Hujan deras di Cilegon tanggal 4 Mei 2020 lalu, telah melumpuhkan beberapa wilayah di kota paling barat pulau jawa ini, ratusan rumah terendam banjir, beberapa rumah ambruk disapu banjir bandang, jembatan di perkampungan banyak yang ambrol bahkan menelan 1 korban meninggal dunia akibat hanyut terbawa arus sungai. Salah satu titik banjir yang terparah yakni di Kelurahan Gerem.
Di kelurahan Gerem, Kecamatan Grogol ini, banjir menerjang beberapa titik perkampungan yakni Kampung Gerem Kulon lingk. Dermage Malang, Kampung Kagungan, Kampung Cupas, Kampung Kawista dan Kampung Watu Lawang.
Paling parah terjadi di Kampung kagungan, di titik ini banjir bandang menerjang perkampungan akibat tanah longsor di perbukitan, longsoran tanah dan batang pohon menerjang rumah, akibatnya beberapa rumah ambruk dan satu rumah yang didiami seorang janda dan anak yatim tertimbun tanah.

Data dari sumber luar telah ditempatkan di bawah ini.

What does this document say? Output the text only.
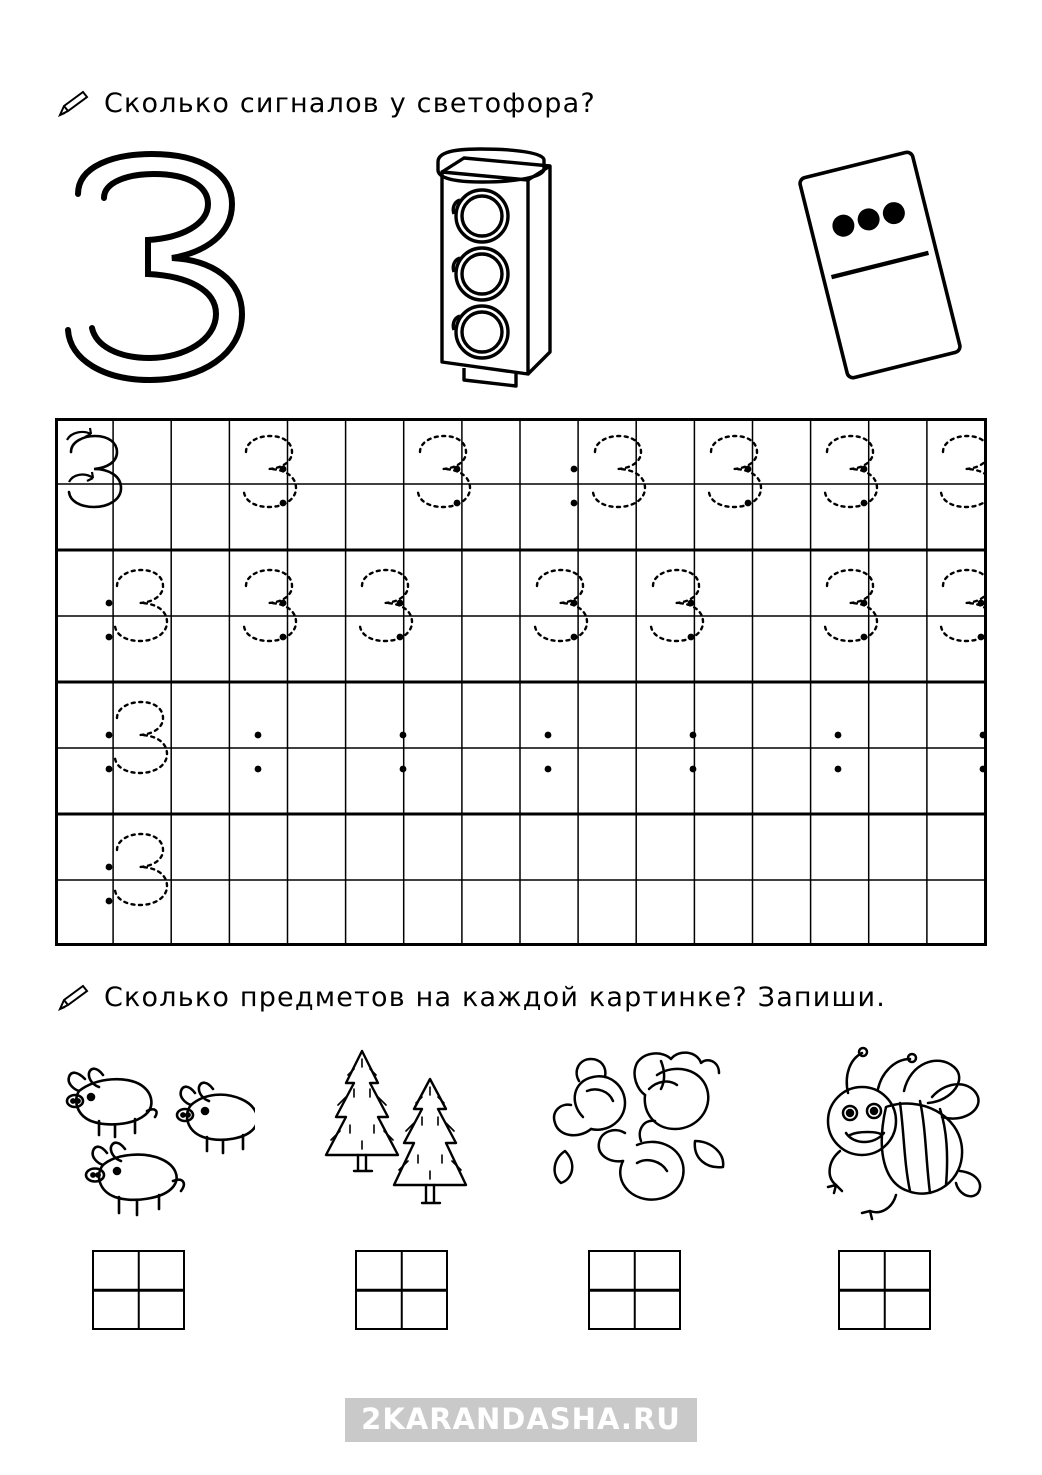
Сколько сигналов у светофора?
Сколько предметов на каждой картинке? Запиши.
2KARANDASHA.RU
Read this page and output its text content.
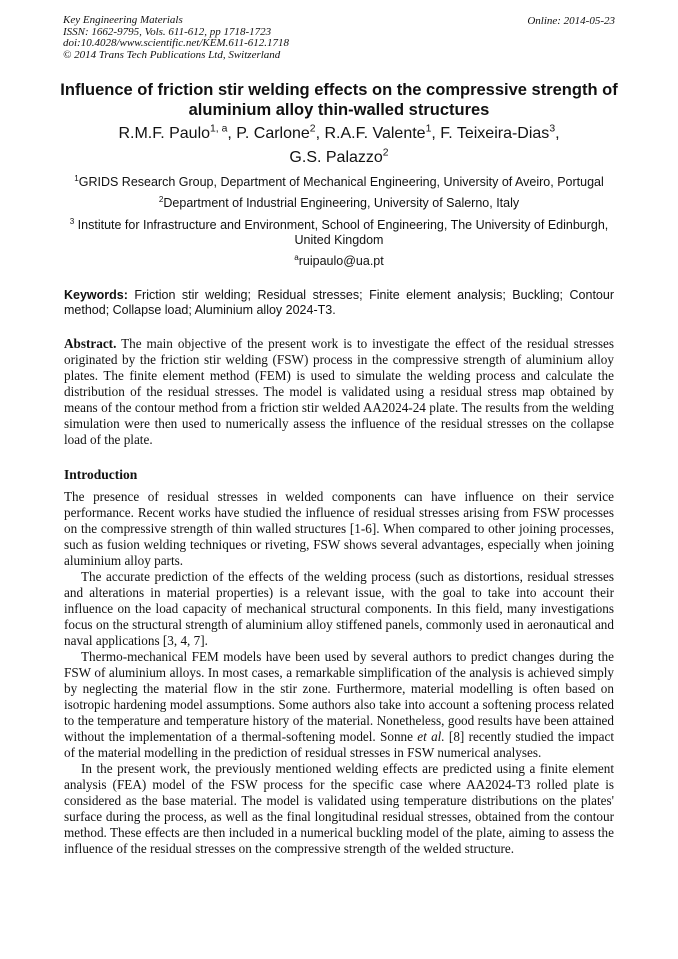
Key Engineering Materials
ISSN: 1662-9795, Vols. 611-612, pp 1718-1723
doi:10.4028/www.scientific.net/KEM.611-612.1718
© 2014 Trans Tech Publications Ltd, Switzerland
Online: 2014-05-23
Influence of friction stir welding effects on the compressive strength of aluminium alloy thin-walled structures
R.M.F. Paulo$^{1, a}$, P. Carlone$^2$, R.A.F. Valente$^1$, F. Teixeira-Dias$^3$,
G.S. Palazzo$^2$
$^1$GRIDS Research Group, Department of Mechanical Engineering, University of Aveiro, Portugal
$^2$Department of Industrial Engineering, University of Salerno, Italy
$^3$ Institute for Infrastructure and Environment, School of Engineering, The University of Edinburgh, United Kingdom
$^a$ruipaulo@ua.pt
Keywords: Friction stir welding; Residual stresses; Finite element analysis; Buckling; Contour method; Collapse load; Aluminium alloy 2024-T3.

Abstract. The main objective of the present work is to investigate the effect of the residual stresses originated by the friction stir welding (FSW) process in the compressive strength of aluminium alloy plates. The finite element method (FEM) is used to simulate the welding process and calculate the distribution of the residual stresses. The model is validated using a residual stress map obtained by means of the contour method from a friction stir welded AA2024-24 plate. The results from the welding simulation were then used to numerically assess the influence of the residual stresses on the collapse load of the plate.

Introduction

The presence of residual stresses in welded components can have influence on their service performance. Recent works have studied the influence of residual stresses arising from FSW processes on the compressive strength of thin walled structures [1-6]. When compared to other joining processes, such as fusion welding techniques or riveting, FSW shows several advantages, especially when joining aluminium alloy parts.

The accurate prediction of the effects of the welding process (such as distortions, residual stresses and alterations in material properties) is a relevant issue, with the goal to take into account their influence on the load capacity of mechanical structural components. In this field, many investigations focus on the structural strength of aluminium alloy stiffened panels, commonly used in aeronautical and naval applications [3, 4, 7].

Thermo-mechanical FEM models have been used by several authors to predict changes during the FSW of aluminium alloys. In most cases, a remarkable simplification of the analysis is achieved simply by neglecting the material flow in the stir zone. Furthermore, material modelling is often based on isotropic hardening model assumptions. Some authors also take into account a softening process related to the temperature and temperature history of the material. Nonetheless, good results have been attained without the implementation of a thermal-softening model. Sonne et al. [8] recently studied the impact of the material modelling in the prediction of residual stresses in FSW numerical analyses.

In the present work, the previously mentioned welding effects are predicted using a finite element analysis (FEA) model of the FSW process for the specific case where AA2024-T3 rolled plate is considered as the base material. The model is validated using temperature distributions on the plates' surface during the process, as well as the final longitudinal residual stresses, obtained from the contour method. These effects are then included in a numerical buckling model of the plate, aiming to assess the influence of the residual stresses on the compressive strength of the welded structure.
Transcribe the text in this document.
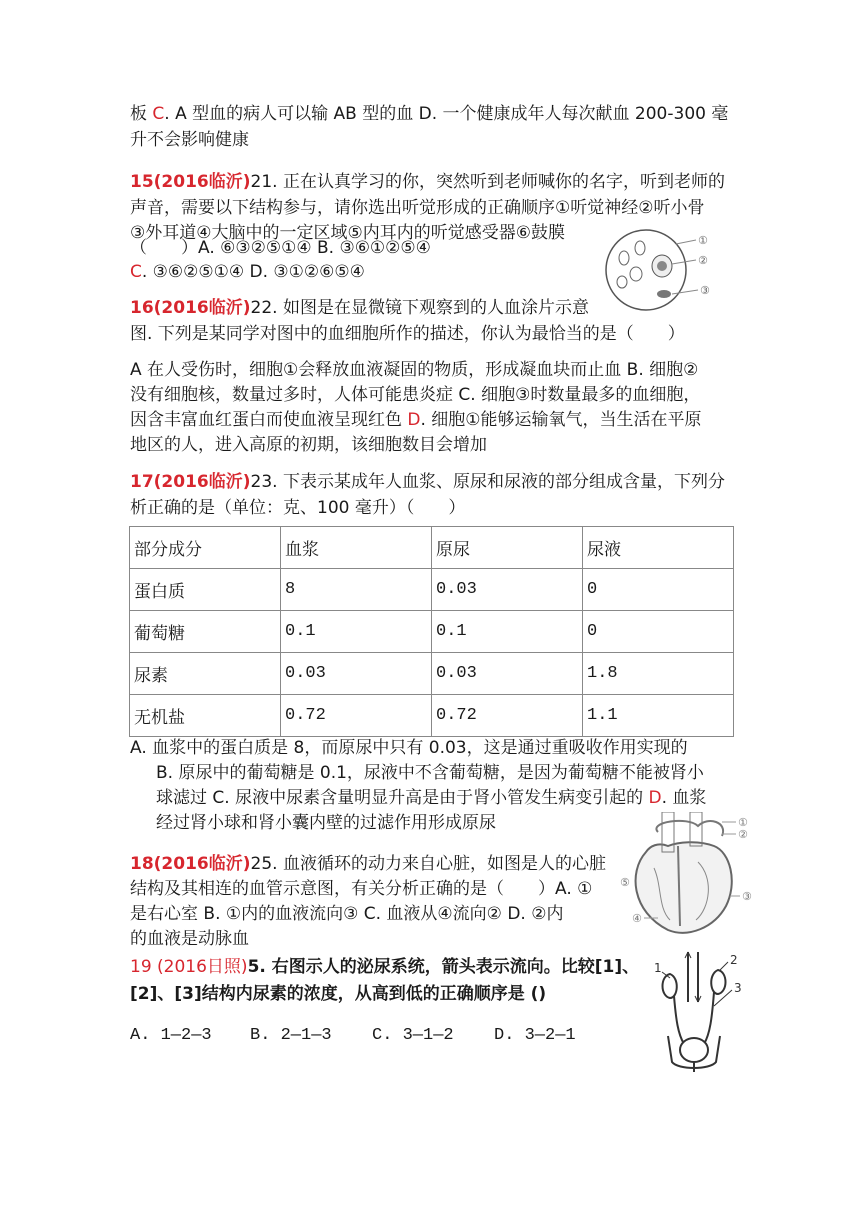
板 C. A 型血的病人可以输 AB 型的血 D. 一个健康成年人每次献血 200-300 毫
升不会影响健康
15(2016临沂)21. 正在认真学习的你，突然听到老师喊你的名字，听到老师的
声音，需要以下结构参与，请你选出听觉形成的正确顺序①听觉神经②听小骨
③外耳道④大脑中的一定区域⑤内耳内的听觉感受器⑥鼓膜
（　　）A. ⑥③②⑤①④ B. ③⑥①②⑤④
C. ③⑥②⑤①④ D. ③①②⑥⑤④
①
②
③
16(2016临沂)22. 如图是在显微镜下观察到的人血涂片示意
图. 下列是某同学对图中的血细胞所作的描述，你认为最恰当的是（　　）
A 在人受伤时，细胞①会释放血液凝固的物质，形成凝血块而止血 B. 细胞②
没有细胞核，数量过多时，人体可能患炎症 C. 细胞③时数量最多的血细胞，
因含丰富血红蛋白而使血液呈现红色 D. 细胞①能够运输氧气，当生活在平原
地区的人，进入高原的初期，该细胞数目会增加
17(2016临沂)23. 下表示某成年人血浆、原尿和尿液的部分组成含量，下列分
析正确的是（单位：克、100 毫升）（　　）
部分成分	血浆	原尿	尿液
蛋白质	8	0.03	0
葡萄糖	0.1	0.1	0
尿素	0.03	0.03	1.8
无机盐	0.72	0.72	1.1
A. 血浆中的蛋白质是 8，而原尿中只有 0.03，这是通过重吸收作用实现的
B. 原尿中的葡萄糖是 0.1，尿液中不含葡萄糖，是因为葡萄糖不能被肾小
球滤过 C. 尿液中尿素含量明显升高是由于肾小管发生病变引起的 D. 血浆
经过肾小球和肾小囊内壁的过滤作用形成原尿	①
②
③
④
⑤
18(2016临沂)25. 血液循环的动力来自心脏，如图是人的心脏
结构及其相连的血管示意图，有关分析正确的是（　　）A. ①
是右心室 B. ①内的血液流向③ C. 血液从④流向② D. ②内
的血液是动脉血
19 (2016日照)5. 右图示人的泌尿系统，箭头表示流向。比较[1]、
[2]、[3]结构内尿素的浓度，从高到低的正确顺序是 ()
A. 1—2—3 B. 2—1—3 C. 3—1—2 D. 3—2—1
1
2
3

Sementara jembatan hasil swadaya masyarakat yang menghubungkan kampung kagungan atas dan kagungan bawah ambrol diterjang luapan air kali Gerem. Â Â
Bencana yang terjdi di Cilegon ini, saya sebut bencana diatas bencana karena terjadi di tengah pandemic Covid 19. Seperti kata pepatah, sudah jatuh tertimpa tangga pula, rakyat yang sedang kesusahan akibat dampak Covid 19, tertimpa bencana, harta benda banyak yang tak terselamatkan, sementara mengharap bantuan pemerintah daerah tak memungkinkan lantaran pemerintah daerah tidak punya anggaran belanja tak terduga, Â gegaranya berdasarkan Intruksi Presiden, pemerintah daerah harus merasionalisasi anggaran dalam APBD, akibatnya banyak kegiatan yang di batalkan, anggarannya dialihkan untk penangan Covid 19, termasuk anggaran belanja tak terduka yang awalnya untuk penanganan/penanggulangan bencana dialihkan untuk penanganan covid 19.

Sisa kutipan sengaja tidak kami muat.